ECLI:NL:GHARN:2005:BD5233
Gerechtshof Arnhem
- Raadkamer
- E.A.K.G. Ruys
- H.Y. Buyne
- A.G. Coumans
- Rechtspraak.nl
Hoger beroep tegen niet-ontvankelijkheid verzoekster in schadevergoeding ex artikel 89 Sv
In deze zaak heeft het Gerechtshof Arnhem op 7 november 2005 uitspraak gedaan in het hoger beroep van de officier van justitie tegen de beschikking van de rechtbank Arnhem van 10 december 2004. De rechtbank had verzoekster ontvankelijk verklaard in haar verzoekschrift op basis van artikel 89 van het Wetboek van Strafvordering, waarin zij schadevergoeding vroeg voor de tijd die zij in verzekering had doorgebracht. Verzoekster had haar verzoek anoniem ingediend en haar personalia niet bekendgemaakt, wat leidde tot de vraag of zij ontvankelijk kon worden verklaard in haar verzoek.
Het hof heeft vastgesteld dat verzoekster op 29 november 2003 als verdachte was aangehouden en dat zij tijdens de behandeling in raadkamer haar anonimiteit had gehandhaafd.
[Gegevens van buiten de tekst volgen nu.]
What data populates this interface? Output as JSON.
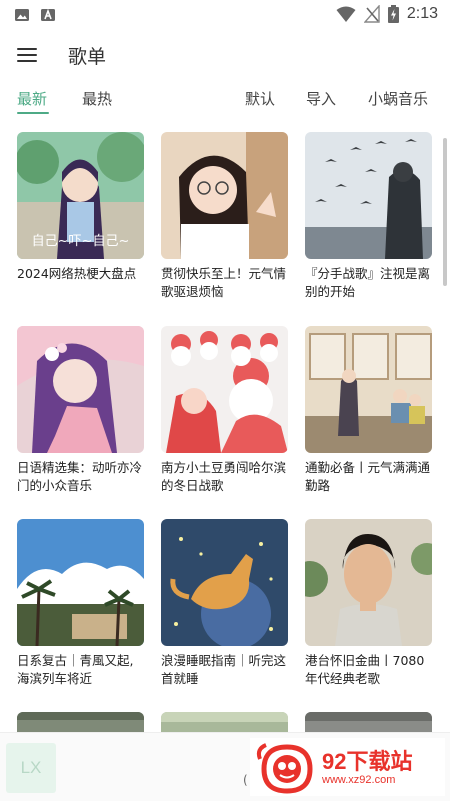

De officier van justitie stelde dat verzoekster ten onrechte ontvankelijk was verklaard, omdat zij haar identiteit niet had prijsgegeven. Het hof heeft de relevante jurisprudentie van de Hoge Raad in overweging genomen, waarin is bepaald dat een verdachte die anoniem blijft, geen rechtsmiddel kan aanwenden tegen een einduitspraak zonder bekendmaking van zijn persoonsgegevens.
Het hof concludeert dat verzoekster, door haar anonimiteit te handhaven, niet in staat is om haar verzoek op een juiste manier te onderbouwen. Dit bemoeilijkt de beoordeling van de vraag of er gronden van billijkheid zijn voor een schadevergoeding. Het hof heeft uiteindelijk het hoger beroep gegrond verklaard, de beschikking van de rechtbank vernietigd en verzoekster niet-ontvankelijk verklaard in haar verzoekschrift. De uitspraak benadrukt het belang van bekendmaking van persoonsgegevens in het kader van strafvorderlijke procedures.